I’ve been thinking about this concept – fear – a lot lately. For a moment I want to set aside all the ways this quote could be analyzed (“Why does TFA use this?” “What are they trying to convey?”) and just focus on the words themselves.
My life here is certainly defined by fear. I’m afraid for my students – that I won’t be the teacher they need, that I will be just one more adult in a string of adults who can’t give them what they need/deserve. I’m afraid for my girls – that they’ll get pregnant soon, have babies when they are still essentially babies themselves, that they’ll grow to define themselves by their sexuality and their self-worth by their physical attractiveness. I’m afraid for my boys. I’m afraid they’ll wind up in prison or god forbid something worse. I’m afraid they’ll hit women in the future just like they hit girls now, except somewhere along the way it stops being a joking, playful thing. I’m afraid they will internalize messages about “real men” and become even less willing to show emotion or anything similarly “soft.”
I’m afraid because my class is still averaging a 35 on their exit tickets.
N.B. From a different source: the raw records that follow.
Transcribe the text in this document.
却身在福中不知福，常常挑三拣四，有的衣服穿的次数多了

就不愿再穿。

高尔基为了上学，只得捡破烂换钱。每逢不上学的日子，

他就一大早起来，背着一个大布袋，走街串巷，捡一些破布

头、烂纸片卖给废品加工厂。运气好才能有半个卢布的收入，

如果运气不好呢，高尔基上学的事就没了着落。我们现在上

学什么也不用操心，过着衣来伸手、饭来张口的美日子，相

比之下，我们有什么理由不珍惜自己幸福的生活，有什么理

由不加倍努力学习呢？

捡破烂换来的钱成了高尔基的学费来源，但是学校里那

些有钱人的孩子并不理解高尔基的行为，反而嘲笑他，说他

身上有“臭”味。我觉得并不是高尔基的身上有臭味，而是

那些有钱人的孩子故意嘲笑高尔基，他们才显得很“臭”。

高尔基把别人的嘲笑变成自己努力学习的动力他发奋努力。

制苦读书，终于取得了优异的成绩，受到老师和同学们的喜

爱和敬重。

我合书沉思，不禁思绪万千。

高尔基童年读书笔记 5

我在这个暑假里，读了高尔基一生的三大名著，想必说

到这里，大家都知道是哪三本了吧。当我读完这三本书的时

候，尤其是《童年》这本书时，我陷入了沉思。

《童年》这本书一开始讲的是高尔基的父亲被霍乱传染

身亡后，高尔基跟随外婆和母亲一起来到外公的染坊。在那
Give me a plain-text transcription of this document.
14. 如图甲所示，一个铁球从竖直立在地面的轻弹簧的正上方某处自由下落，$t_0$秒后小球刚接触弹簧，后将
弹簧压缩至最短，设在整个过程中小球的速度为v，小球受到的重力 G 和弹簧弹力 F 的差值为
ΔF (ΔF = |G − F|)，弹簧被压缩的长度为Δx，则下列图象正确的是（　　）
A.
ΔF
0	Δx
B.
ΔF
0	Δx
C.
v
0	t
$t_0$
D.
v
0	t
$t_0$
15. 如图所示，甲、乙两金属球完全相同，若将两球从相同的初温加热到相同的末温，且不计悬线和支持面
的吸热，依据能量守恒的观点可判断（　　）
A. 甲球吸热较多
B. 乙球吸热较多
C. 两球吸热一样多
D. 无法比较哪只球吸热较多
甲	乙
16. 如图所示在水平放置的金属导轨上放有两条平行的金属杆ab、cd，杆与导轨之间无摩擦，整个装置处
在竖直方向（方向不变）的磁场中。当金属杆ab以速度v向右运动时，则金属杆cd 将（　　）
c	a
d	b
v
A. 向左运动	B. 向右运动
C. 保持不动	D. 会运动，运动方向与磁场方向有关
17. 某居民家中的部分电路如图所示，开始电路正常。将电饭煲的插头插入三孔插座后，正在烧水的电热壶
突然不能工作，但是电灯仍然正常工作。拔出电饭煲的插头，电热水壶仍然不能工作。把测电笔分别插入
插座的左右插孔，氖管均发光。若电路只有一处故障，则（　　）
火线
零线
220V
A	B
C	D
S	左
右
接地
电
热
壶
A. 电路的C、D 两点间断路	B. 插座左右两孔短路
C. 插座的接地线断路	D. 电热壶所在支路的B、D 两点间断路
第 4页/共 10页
I’m afraid because we just spent four weeks of instructional time essentially spinning our wheels.
I’m afraid because I have to bribe them with candy, and I watch them throw away their fruits and vegetables every day at lunch in favor of sugary drinks and processed snacks.
I’m afraid because of the stories they tell me.
I’m afraid of what I haven’t done.
Home visits, Saturday school tutorials, more small-group tutoring.
I’m afraid of what I have done.
Was I too harsh? Too blunt? Too direct?
I’m afraid of what they hear about their life chances.
I’m afraid of what they hear about their life choices.
I’m afraid when they tell me my expectations are too high
I’m afraid when they tell me they can’t ever live up to the people I expect them to be.
I’m afraid I’ll look back with regret at all the things I may have done differently
I’m afraid I’ll run into a student in the future and ask, what might have been.
And though I’m only secondary in this, I had yet another cryfest with important TFA adults (I promise I don’t do this that often! Yesterday was actually a great day in my classroom!) and they told me all they want me to do is feel supported and feel confident in myself. I have a whole list of my own fears – about life, being in the classroom, etc. – but that is a separate issue.
I suppose that, just like anything else in the world, fear can be both good and bad. Sometimes I let it cripple me, but other times I let it drive me. I always shied away from fear in college. I only really did things I knew I was good at…and when I realized I was bad at something, I backed away quickly. Every risk I took was incredibly calculated. And here, day after day, I look my fear right in the eye and dare it to stop me as I live my life. I use it to drive me forward, to keep working, to think more deeply about the way I see the world.
It’s an exhilarating thing, really, to stare fear down every single day, to be able to go to bed at night marveling at how I won because I am still in the fight.
A blessed life is one risked well, they say, and as I move right past my fear I see I’m becoming the person I want to be.